Mahkeme, rezerv yapı alanı kararının gerekli bilimsel ve teknik analizler yapılmadan alındığını ve bu kararın kentsel dönüşüm amacından uzaklaşarak İstanbul’un doğal alanlarını tehdit eden yeni yerleşim projelerine dayanak oluşturduğunu belirtti. Rezerv yapı alanı ilan edilen bölgelerin, İstanbul’un orman, tarım ve su havzaları gibi korunması gereken doğal alanlarını içerdiği ifade edildi. Kararda, bu ilanların detaylı bir inceleme ve rapor hazırlanmadan yapıldığına dikkat çekildi.

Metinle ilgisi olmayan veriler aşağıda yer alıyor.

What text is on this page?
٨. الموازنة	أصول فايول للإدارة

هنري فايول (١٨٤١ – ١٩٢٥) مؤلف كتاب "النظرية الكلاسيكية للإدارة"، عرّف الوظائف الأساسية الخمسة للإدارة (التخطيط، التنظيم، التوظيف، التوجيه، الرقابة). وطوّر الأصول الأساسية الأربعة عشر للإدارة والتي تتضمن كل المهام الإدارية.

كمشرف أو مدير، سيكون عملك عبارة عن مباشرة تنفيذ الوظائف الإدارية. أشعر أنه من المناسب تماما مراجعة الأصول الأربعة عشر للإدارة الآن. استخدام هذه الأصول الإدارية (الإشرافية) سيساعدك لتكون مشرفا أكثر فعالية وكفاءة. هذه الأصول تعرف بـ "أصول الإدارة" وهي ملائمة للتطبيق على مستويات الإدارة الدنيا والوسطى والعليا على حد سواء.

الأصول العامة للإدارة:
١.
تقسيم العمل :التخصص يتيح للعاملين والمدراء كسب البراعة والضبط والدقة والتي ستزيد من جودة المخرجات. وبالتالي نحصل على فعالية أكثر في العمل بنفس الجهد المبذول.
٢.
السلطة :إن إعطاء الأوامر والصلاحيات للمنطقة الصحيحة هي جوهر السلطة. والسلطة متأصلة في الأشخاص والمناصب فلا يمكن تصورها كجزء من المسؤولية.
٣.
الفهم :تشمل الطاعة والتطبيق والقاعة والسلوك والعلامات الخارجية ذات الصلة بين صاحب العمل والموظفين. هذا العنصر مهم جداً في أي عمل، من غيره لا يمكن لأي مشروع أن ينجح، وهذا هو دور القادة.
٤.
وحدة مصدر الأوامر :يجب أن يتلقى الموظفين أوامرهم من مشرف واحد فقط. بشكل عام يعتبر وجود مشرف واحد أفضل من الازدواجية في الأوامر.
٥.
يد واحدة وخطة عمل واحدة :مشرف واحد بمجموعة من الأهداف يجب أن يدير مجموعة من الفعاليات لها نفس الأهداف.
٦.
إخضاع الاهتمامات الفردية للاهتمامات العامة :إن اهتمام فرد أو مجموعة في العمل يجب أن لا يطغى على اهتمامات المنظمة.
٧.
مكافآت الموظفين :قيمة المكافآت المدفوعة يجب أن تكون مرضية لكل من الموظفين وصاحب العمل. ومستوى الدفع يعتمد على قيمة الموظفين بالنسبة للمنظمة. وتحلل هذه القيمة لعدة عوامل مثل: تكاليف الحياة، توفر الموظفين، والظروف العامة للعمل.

Rezerv alan kararına dayandırılarak yapılan 1/100.000 ölçekli çevre düzeni planı değişikliği de iptal edildi. Mahkeme, bu planın şehircilik ilkelerine ve kamu yararına aykırı olduğunu vurguladı. Planlama sürecinde kurum görüşlerinin eksik olduğu, detaylı altyapı raporlarının hazırlanmadığı ve mevcut çevre düzeni planının köklü biçimde değiştirildiği belirtildi.
Mahkeme, rezerv alan kararının iptaliyle birlikte, Kanal İstanbul’a ilişkin diğer tüm planların hukuki dayanaktan yoksun hale geldiğini ifade etti. Karar, projenin tüm planlama ve uygulama süreçlerinin yeniden gözden geçirilmesini gerektiriyor.